Postprocedural hs-TnT levels may not aid mortality risk prediction after PCI
medwireNews: Postprocedural elevations in high-sensitivity troponin T (hs-TnT) levels are not associated with increased mortality risk independently of baseline levels among patients undergoing percutaneous coronary intervention (PCI), researchers report.
“In patients with CAD undergoing elective PCI, the baseline level of hs-TnT was strongly and independently associated with 3-year mortality, whereas post-procedural hs-TnT elevations did not provide additional prognostic information beyond the baseline hs-TnT level,” write study authors Gjin Ndrepepa (Deutsches Herzzentrum München, Technische Universität, Germany) and colleagues in the Journal of the American College of Cardiology.
The authors separated the study participants into two groups, 2163 patients with baseline elevation in hs-TnT (>0.014 µg/L), and 3463 with normal baseline levels of hs-TnT (≤0.014 µg/L). Patients were followed up for up to 3 years.
In the group with baseline hs-TnT elevation, there were 155 deaths (18.2%) among patients with further hs-TnT elevation following PCI, compared with 50 deaths (16.0%) among patients with no further rise in hs-TnT, a nonsignificant difference (hazard ratio [HR]=1.09).
However, those with baseline hs-TnT elevation who had a very high postprocedural rise of more than 70 times the 99th percentile upper reference limit cutoff had a greater risk of mortality than those with a smaller rise (45.1 vs 17.1%, HR=4.20). Approximately 2% of patients with baseline hs-TnT elevation had a postprocedural rise above this threshold.
Among patients with normal hs-TnT levels at baseline, elevated postprocedural hs-TnT was associated with a significantly increased risk of mortality compared with normal postprocedural levels (HR=2.38).

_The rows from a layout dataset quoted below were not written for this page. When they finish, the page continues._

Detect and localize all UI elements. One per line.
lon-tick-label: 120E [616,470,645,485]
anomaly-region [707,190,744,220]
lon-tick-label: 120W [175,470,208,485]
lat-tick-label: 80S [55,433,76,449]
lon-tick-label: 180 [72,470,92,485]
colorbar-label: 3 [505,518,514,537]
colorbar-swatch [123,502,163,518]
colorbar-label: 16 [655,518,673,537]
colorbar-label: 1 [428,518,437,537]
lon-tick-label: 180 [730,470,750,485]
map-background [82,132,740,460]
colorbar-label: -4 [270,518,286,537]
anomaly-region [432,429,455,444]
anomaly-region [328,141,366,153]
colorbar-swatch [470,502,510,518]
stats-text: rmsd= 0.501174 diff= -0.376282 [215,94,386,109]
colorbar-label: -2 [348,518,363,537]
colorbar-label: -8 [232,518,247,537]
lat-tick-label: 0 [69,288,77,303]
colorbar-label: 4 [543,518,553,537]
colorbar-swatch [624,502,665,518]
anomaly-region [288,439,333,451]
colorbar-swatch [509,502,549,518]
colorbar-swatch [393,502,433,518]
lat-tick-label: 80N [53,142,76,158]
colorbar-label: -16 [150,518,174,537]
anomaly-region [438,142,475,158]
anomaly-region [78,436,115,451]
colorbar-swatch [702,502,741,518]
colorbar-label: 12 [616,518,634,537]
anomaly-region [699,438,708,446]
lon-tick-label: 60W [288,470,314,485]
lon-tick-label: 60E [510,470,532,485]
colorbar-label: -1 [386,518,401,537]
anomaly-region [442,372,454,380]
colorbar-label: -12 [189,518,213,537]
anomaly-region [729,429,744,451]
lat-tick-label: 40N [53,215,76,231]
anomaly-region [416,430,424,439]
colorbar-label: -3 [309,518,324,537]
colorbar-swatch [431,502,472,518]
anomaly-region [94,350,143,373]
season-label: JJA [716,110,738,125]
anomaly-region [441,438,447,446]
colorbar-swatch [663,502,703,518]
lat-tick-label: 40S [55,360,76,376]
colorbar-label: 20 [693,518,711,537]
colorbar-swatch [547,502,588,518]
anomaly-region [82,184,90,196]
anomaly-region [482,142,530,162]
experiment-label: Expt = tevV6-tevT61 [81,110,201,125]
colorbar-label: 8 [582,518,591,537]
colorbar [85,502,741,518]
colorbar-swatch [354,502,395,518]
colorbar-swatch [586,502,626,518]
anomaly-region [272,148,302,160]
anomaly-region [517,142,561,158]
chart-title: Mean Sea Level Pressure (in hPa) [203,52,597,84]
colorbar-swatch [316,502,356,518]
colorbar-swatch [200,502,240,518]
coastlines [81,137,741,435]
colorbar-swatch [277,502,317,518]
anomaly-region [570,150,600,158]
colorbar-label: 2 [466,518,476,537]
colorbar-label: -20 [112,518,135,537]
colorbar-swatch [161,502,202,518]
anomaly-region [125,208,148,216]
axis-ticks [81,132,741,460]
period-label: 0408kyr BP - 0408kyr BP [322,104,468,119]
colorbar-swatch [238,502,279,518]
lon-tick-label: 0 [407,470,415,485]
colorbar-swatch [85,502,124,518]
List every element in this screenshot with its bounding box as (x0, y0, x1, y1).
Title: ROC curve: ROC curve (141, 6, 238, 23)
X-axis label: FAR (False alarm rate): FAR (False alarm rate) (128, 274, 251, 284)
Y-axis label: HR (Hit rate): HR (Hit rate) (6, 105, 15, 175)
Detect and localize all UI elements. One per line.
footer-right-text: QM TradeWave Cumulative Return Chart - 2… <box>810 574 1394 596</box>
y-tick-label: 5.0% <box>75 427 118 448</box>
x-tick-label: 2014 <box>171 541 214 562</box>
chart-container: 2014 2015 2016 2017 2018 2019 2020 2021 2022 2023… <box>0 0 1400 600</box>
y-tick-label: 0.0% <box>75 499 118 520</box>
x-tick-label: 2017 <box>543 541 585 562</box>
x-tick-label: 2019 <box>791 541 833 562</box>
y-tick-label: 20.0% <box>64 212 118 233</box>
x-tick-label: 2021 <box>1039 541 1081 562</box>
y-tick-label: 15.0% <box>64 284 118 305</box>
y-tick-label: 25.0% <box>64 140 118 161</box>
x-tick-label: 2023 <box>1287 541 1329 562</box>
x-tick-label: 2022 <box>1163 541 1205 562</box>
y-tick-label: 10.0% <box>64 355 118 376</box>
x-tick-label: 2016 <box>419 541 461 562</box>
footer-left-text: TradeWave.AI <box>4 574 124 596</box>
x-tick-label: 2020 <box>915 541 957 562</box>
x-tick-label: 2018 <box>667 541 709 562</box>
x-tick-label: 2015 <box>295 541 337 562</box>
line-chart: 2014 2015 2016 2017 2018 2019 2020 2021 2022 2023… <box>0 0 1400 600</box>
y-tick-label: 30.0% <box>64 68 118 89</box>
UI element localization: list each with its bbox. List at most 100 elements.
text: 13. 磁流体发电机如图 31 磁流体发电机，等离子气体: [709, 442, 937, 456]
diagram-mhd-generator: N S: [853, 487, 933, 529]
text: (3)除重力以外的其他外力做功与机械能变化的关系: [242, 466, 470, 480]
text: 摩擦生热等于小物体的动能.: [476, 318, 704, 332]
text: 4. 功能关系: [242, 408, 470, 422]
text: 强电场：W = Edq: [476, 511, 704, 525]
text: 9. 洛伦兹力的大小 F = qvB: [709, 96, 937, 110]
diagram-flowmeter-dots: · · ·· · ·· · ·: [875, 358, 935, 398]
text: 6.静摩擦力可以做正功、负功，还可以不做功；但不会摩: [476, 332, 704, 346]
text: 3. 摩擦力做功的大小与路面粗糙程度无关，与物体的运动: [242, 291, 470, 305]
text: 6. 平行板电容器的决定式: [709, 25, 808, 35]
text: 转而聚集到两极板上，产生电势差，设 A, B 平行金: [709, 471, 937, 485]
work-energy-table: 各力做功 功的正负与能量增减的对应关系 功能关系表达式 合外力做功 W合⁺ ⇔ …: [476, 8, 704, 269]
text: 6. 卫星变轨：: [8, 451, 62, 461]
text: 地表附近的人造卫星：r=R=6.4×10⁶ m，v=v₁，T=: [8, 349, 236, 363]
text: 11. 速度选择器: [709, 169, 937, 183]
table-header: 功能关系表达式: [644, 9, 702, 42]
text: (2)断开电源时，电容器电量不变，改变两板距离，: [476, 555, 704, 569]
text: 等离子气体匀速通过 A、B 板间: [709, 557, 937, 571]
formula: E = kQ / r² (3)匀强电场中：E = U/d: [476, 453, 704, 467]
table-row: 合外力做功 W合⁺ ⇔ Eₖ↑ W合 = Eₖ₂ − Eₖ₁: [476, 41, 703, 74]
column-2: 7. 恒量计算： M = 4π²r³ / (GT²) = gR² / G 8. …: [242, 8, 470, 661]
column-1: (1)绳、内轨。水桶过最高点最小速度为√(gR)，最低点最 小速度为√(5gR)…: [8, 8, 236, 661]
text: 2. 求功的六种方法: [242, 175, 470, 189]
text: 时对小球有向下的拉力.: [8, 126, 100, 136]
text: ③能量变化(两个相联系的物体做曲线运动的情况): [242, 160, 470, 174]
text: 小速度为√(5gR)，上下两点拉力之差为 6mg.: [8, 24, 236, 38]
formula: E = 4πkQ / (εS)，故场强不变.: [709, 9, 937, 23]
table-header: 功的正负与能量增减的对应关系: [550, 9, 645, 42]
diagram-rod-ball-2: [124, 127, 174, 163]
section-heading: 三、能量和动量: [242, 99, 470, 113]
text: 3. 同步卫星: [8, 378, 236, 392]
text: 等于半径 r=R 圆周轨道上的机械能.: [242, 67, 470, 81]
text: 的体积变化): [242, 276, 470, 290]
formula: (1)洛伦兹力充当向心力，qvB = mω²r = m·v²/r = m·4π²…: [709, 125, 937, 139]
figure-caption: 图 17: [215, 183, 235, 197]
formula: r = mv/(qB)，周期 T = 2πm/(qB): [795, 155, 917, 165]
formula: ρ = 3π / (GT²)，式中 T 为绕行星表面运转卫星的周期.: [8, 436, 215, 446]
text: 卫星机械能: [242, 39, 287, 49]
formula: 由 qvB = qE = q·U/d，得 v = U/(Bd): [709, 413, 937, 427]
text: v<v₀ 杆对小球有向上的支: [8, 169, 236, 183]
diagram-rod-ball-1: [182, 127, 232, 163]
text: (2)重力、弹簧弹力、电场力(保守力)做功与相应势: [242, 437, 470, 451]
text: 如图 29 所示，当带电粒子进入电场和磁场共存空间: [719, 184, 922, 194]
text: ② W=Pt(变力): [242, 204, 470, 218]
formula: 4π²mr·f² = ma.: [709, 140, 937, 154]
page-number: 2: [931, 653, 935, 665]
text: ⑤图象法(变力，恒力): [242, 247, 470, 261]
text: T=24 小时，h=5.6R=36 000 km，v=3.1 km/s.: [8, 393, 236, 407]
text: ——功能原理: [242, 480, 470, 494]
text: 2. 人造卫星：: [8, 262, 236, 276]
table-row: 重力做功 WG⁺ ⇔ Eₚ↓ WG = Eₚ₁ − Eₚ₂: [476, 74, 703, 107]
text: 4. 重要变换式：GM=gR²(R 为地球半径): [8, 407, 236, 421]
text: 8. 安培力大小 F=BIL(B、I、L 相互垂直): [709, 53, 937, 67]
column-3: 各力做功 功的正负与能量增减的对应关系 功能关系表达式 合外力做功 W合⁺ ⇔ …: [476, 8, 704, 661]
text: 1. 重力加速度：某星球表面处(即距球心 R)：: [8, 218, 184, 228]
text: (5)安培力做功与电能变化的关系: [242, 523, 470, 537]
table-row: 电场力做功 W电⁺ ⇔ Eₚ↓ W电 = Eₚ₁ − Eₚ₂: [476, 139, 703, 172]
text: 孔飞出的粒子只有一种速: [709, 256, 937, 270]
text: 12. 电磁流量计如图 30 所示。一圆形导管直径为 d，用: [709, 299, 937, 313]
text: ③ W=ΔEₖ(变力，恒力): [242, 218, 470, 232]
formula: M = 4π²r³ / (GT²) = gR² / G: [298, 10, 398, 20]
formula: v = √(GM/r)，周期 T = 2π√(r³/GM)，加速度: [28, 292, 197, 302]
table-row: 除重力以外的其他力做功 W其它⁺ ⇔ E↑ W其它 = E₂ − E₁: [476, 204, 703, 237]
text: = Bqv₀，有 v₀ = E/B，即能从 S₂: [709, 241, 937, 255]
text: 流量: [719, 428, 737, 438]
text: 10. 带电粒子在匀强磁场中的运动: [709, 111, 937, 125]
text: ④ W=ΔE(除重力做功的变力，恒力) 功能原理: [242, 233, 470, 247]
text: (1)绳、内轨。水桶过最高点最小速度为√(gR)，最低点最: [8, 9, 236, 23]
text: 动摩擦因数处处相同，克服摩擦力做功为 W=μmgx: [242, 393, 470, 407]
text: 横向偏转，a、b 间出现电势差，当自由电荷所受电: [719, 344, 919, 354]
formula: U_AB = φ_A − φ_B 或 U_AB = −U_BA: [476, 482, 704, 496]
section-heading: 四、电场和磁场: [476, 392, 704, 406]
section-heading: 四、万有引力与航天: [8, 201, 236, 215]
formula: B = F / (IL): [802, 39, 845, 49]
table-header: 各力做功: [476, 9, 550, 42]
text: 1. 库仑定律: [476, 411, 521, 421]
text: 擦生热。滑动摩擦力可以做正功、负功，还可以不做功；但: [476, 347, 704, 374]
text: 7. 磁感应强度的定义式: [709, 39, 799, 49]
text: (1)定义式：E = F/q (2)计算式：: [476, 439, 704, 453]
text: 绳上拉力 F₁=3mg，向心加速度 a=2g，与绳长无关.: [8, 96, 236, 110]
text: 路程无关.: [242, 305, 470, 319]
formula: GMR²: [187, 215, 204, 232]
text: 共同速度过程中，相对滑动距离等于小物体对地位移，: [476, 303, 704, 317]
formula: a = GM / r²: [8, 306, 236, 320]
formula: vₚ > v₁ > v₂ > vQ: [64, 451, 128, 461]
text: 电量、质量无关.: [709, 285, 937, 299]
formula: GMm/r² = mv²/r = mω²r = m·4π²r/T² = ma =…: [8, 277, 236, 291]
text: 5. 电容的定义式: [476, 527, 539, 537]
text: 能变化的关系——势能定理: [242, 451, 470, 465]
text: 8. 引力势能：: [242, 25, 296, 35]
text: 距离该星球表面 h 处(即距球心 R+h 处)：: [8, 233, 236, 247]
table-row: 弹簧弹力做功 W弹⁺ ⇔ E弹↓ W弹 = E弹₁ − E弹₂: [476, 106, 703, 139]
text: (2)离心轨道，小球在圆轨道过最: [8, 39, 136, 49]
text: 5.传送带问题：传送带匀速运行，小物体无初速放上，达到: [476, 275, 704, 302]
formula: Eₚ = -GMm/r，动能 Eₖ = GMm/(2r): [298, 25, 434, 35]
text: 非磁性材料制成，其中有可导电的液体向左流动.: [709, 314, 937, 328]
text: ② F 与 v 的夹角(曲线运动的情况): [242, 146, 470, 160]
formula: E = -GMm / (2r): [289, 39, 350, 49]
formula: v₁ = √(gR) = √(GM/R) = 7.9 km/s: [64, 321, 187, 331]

In this group, there were 54 deaths (3.8%) among patients with raised postprocedural hs-TnT levels, compared with six deaths (1.6%) among those with levels in the normal range following PCI.
In adjusted analyses accounting for factors associated with mortality risk – including female gender, diabetes, body mass index, and hypercholesterolemia – baseline hs-TnT, but not peak postprocedural hs-TnT, was significantly associated with increased mortality risk, with corresponding HRs of 1.22 and 1.04.
The author of an accompanying commentary, Sorin Brener (New York Methodist Hospital, Brooklyn, USA), believes that the study findings add “significantly to our appreciation of the risk associated with PCI,” but cautions that understanding or being able to estimate risk “is not the same as mitigating it.”
“[A]ssuming that there is no prognostic information in post-PCI biomarkers may prevent us from implementing more aggressive medical therapies or interventions that may be required in patients at the highest risk,” he adds.